Abdul Jalil tercengang menyadari keberadaannya di dimensi asing itu.
Sejauh mata batinnya (al-‘ain al-bashirah) memandang,
ia hanya menyaksikan gumpalan kabut putih.
Dimensi ini sangat asing dan aneh karena tanpa arah timur, barat, selatan, dan utara.
Ia bahkan dapat menyaksikan seluruh cakrawala.
Inikah dimensi di dalam ar-ruh al-idhafi?
Demikian pertanyaannya penuh ketakjuban.
Tidak ada apa-apa di dimensi itu: tidak suara, warna, bau, atau rasa.
Yang ada hanya kesenyapan. Kelengangan. Kesunyian.

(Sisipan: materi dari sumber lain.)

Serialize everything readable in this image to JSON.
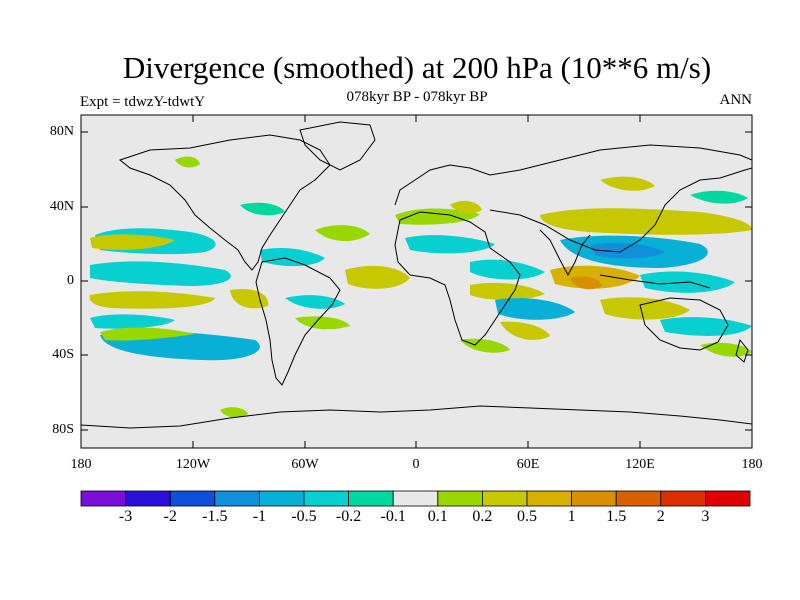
{
  "title": "Divergence (smoothed) at 200 hPa (10**6 m/s)",
  "subtitle": "078kyr BP - 078kyr BP",
  "left_label": "Expt = tdwzY-tdwtY",
  "right_label": "ANN",
  "background_color": "#e8e8e8",
  "lat_ticks": [
    "80N",
    "40N",
    "0",
    "40S",
    "80S"
  ],
  "lon_ticks": [
    "180",
    "120W",
    "60W",
    "0",
    "60E",
    "120E",
    "180"
  ],
  "colorbar": {
    "colors": [
      "#7a10d8",
      "#2a10d8",
      "#1050d8",
      "#1090d8",
      "#08b0d8",
      "#08d0d0",
      "#00d8a0",
      "#e8e8e8",
      "#98d800",
      "#c8c800",
      "#d8b000",
      "#d89000",
      "#d86000",
      "#d83000",
      "#e00000"
    ],
    "labels": [
      "-3",
      "-2",
      "-1.5",
      "-1",
      "-0.5",
      "-0.2",
      "-0.1",
      "0.1",
      "0.2",
      "0.5",
      "1",
      "1.5",
      "2",
      "3"
    ]
  },
  "map_colors": {
    "pos_weak": "#98d800",
    "pos_mid": "#c8c800",
    "pos_strong": "#d8b000",
    "pos_stronger": "#d89000",
    "neg_weak": "#00d8a0",
    "neg_mid": "#08d0d0",
    "neg_strong": "#08b0d8",
    "neg_stronger": "#1090d8"
  }
}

Keheningan.
Bahkan kehampaan.
Anehnya,
Abdul Jalil justru merasakan bahwa
di dimensi inilah ia berada dalam keadaan sebebas-bebasnya,
terbebas dari segala beban;
ia merasakan kesadarannya laksana sebutir debu
yang terbang melayang-layang dibawa embusan angin.
Betapa bebas!
Betapa bahagia!
Betapa nikmat!
.
Ketika tengah menikmati kelepasbebasan dengan kebahagiaan tiada tara,
tiba-tiba telinga batinnya menangkap al-ima’ yang bergetar
dari segenap penjuru cakrawala.
.
“Inilah Haikal Muqaddas yang merupakan Dar al-Haram persemayaman al-Haqq.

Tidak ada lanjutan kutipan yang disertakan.